PURWOKERTO, SERAYUNEWS– Salah satu pertanyaan yang sering muncul adalah “Apakah harus berhenti bekerja jika ingin kuliah?”. Bagi 616 mahasiswa baru Universitas Terbuka (UT) Purwokerto yang mengikuti Orientasi Studi Mahasiswa Baru (OSMB) di Kantor UT Purwokerto pada Minggu (26/7), jawabannya sederhana: tidak perlu memilih salah satu.
Semangat itulah yang menjadi salah satu pesan utama dalam kegiatan OSMB. Acara dibuka dengan penampilan energik dari Organisasi Mahasiswa (Ormawa) UT Purwokerto yang berhasil mencairkan suasana dan menyambut mahasiswa baru dengan penuh antusias. Setelah itu, Direktur Universitas Terbuka Purwokerto Dr. Prasetyarti Utami, S.Si., M.Si memberikan sambutan sekaligus motivasi kepada seluruh peserta, menyampaikan apresiasi kepada seluruh mahasiswa yang telah mempercayakan Universitas Terbuka sebagai tempat untuk meningkatkan kompetensi dan meraih masa depan yang lebih baik.
Beliau menjelaskan bahwa Universitas Terbuka merupakan pelopor Pendidikan Tinggi Terbuka dan Jarak Jauh (PTTJJ) di Indonesia sejak tahun 1984. Pengalaman lebih dari empat dekade tersebut menjadikan UT mampu menghadirkan sistem pembelajaran yang fleksibel tanpa mengurangi kualitas pendidikan — sebuah keseimbangan yang tidak mudah dicapai, mengingat banyak institusi pendidikan jarak jauh baru justru kesulitan menjaga mutu ketika mengutamakan fleksibilitas.
“Mahasiswa UT tidak hanya berasal dari lulusan SMA. Banyak di antaranya merupakan pekerja, aparatur sipil negara, guru, tenaga kesehatan, pelaku usaha, hingga profesional dari berbagai bidang. Mereka memiliki satu tujuan yang sama, yaitu meningkatkan kualitas diri melalui pendidikan tinggi,” ungkapnya.
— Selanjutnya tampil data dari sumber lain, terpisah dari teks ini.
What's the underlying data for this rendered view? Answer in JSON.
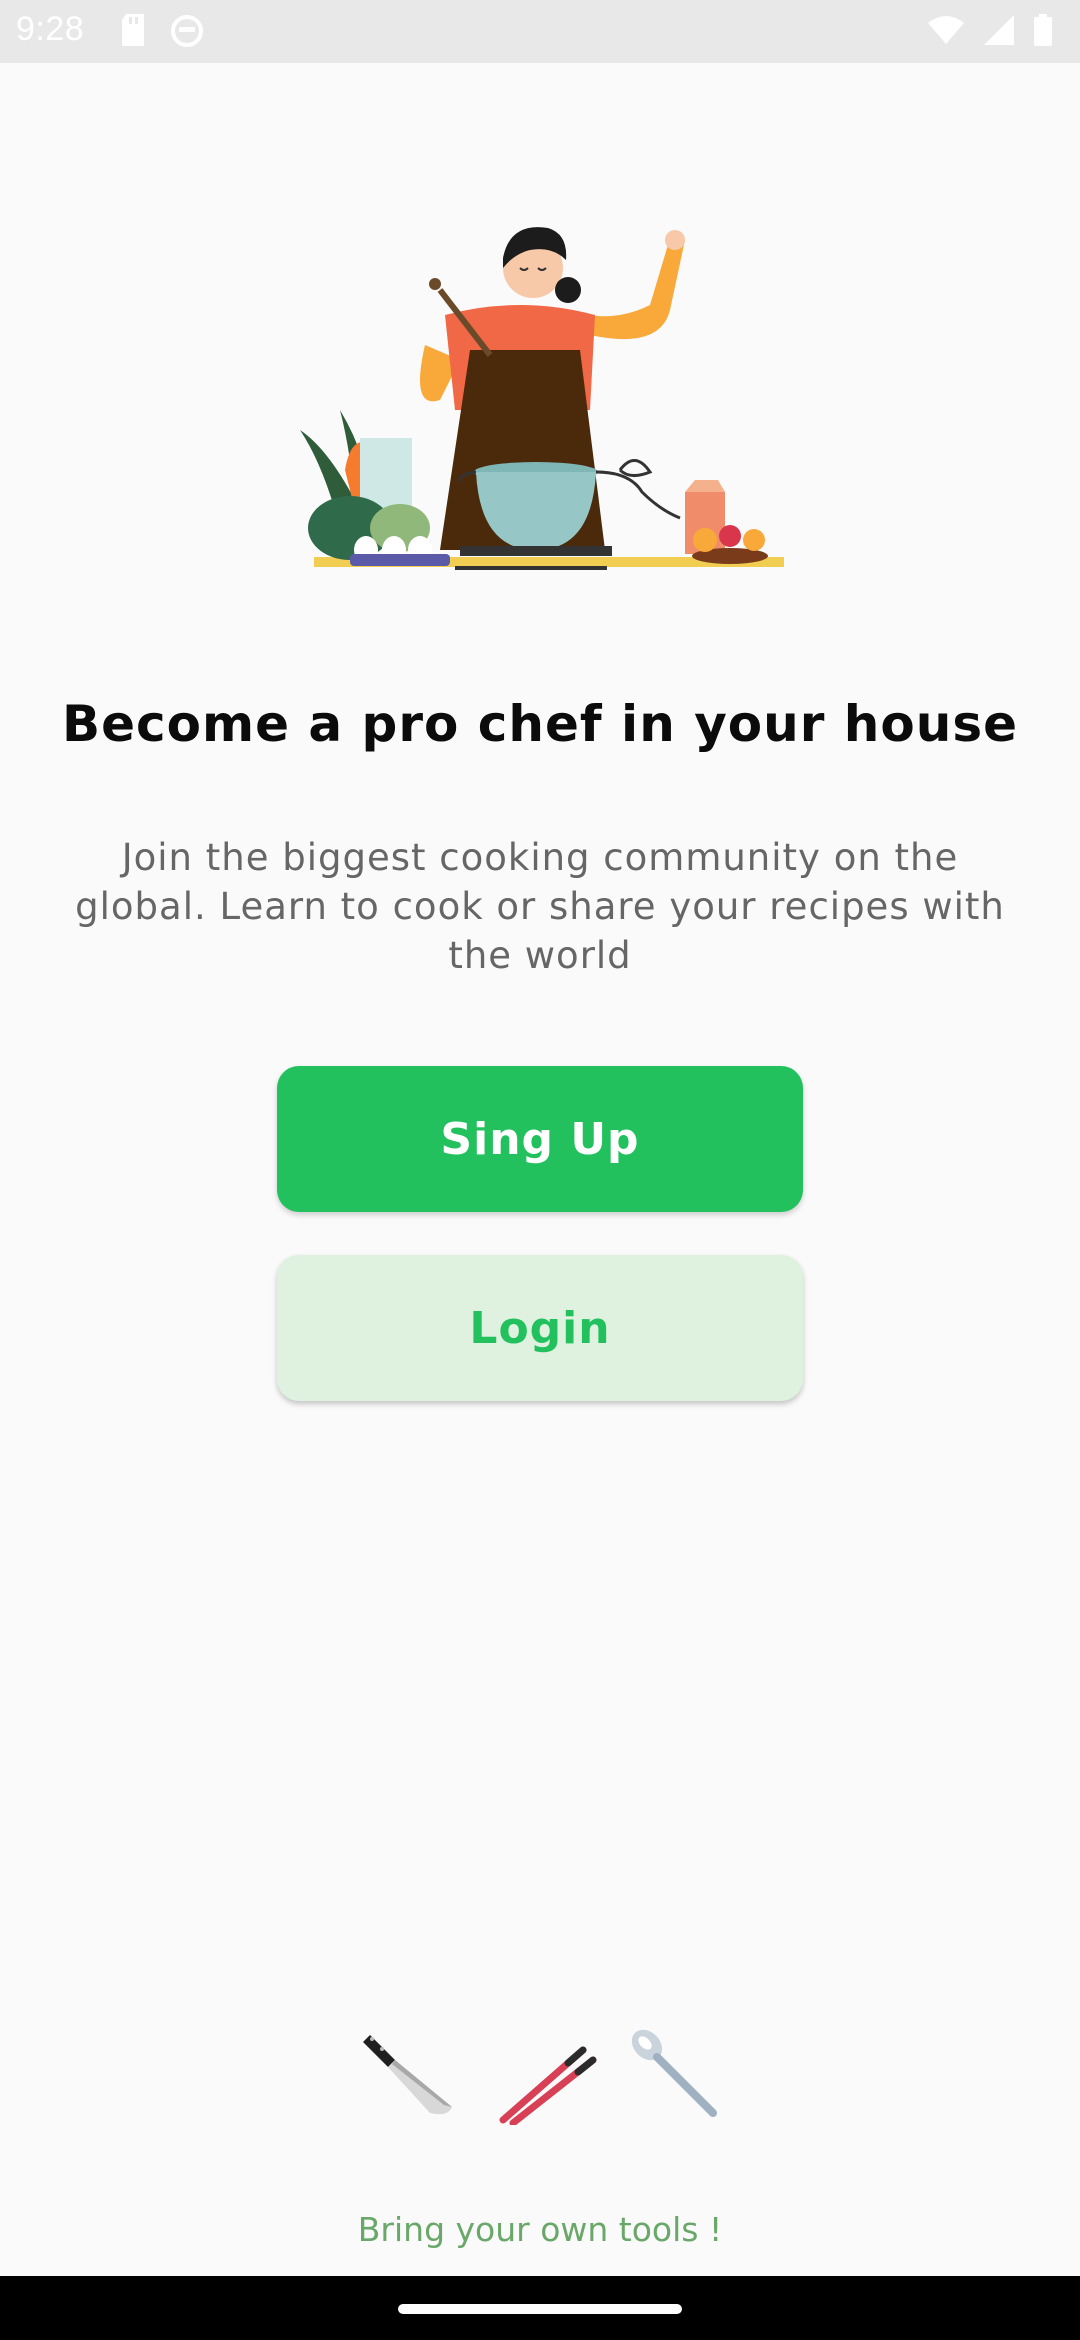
{
  "status_bar": {
    "time": "9:28",
    "left_icons": [
      "sd-card-icon",
      "notification-face-icon"
    ],
    "right_icons": [
      "wifi-icon",
      "signal-icon",
      "battery-icon"
    ]
  },
  "hero": {
    "illustration": "chef-cooking-illustration"
  },
  "headline": "Become a pro chef in your house",
  "subtitle": "Join the biggest cooking community on the global. Learn to cook or share your recipes with the world",
  "buttons": {
    "signup_label": "Sing Up",
    "login_label": "Login"
  },
  "tools": {
    "icons": [
      "knife-icon",
      "chopsticks-icon",
      "spoon-icon"
    ],
    "caption": "Bring your own tools !"
  },
  "colors": {
    "primary_green": "#22c15e",
    "login_bg": "#dff1df",
    "caption_green": "#6aa86a",
    "background": "#fafafa"
  }
}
Di tengah tuntutan dunia kerja yang semakin kompetitif, meningkatkan kompetensi menjadi sebuah kebutuhan. Namun, tidak semua orang memiliki kesempatan meninggalkan pekerjaan untuk kuliah. Inilah yang dijawab oleh Universitas Terbuka melalui sistem pembelajaran yang memberikan keleluasaan bagi mahasiswa untuk mengatur waktu belajar sesuai dengan kondisi masing-masing. Selain pekerja, banyak mahasiswa UT yang juga aktif mengembangkan usaha atau berwirausaha. Dengan fleksibilitas sistem pembelajaran, mereka tetap dapat mengikuti perkuliahan sekaligus mengembangkan karier maupun bisnis yang sedang dijalankan.
Saat ini, Universitas Terbuka juga terus bertransformasi melalui penerapan Outcome-Based Education (OBE), yaitu kurikulum yang berorientasi pada capaian pembelajaran dan kompetensi lulusan. Langkah tersebut merupakan bagian dari komitmen UT dalam mempersiapkan lulusan yang siap menghadapi kebutuhan dunia kerja sekaligus mendukung upaya menuju universitas berkelas dunia. Pendekatan ini relevan khususnya bagi mahasiswa yang bekerja, karena penilaian difokuskan pada hasil dan kompetensi yang benar-benar dikuasai, bukan semata pada jam tatap muka yang sulit dipenuhi oleh mahasiswa dengan jadwal kerja padat.
Melalui OSMB, mahasiswa baru tidak hanya dikenalkan pada sistem akademik, tetapi juga dibekali strategi belajar mandiri, pemanfaatan layanan digital, hingga berbagai fasilitas yang akan mendukung perjalanan studi mereka. Universitas Terbuka membuktikan bahwa pendidikan tinggi kini semakin mudah diakses. Dengan biaya yang terjangkau, sistem pembelajaran yang fleksibel, dan pengalaman sebagai pelopor pembelajaran jarak jauh di Indonesia, UT membuka kesempatan bagi siapa saja untuk terus belajar tanpa harus meninggalkan pekerjaan maupun cita-cita.
Bagi mahasiswa baru, OSMB bukan sekadar kegiatan orientasi. OSMB menjadi titik awal untuk membuktikan bahwa karier dan pendidikan dapat berjalan berdampingan, bahkan saling menguatkan dalam membangun masa depan yang lebih baik.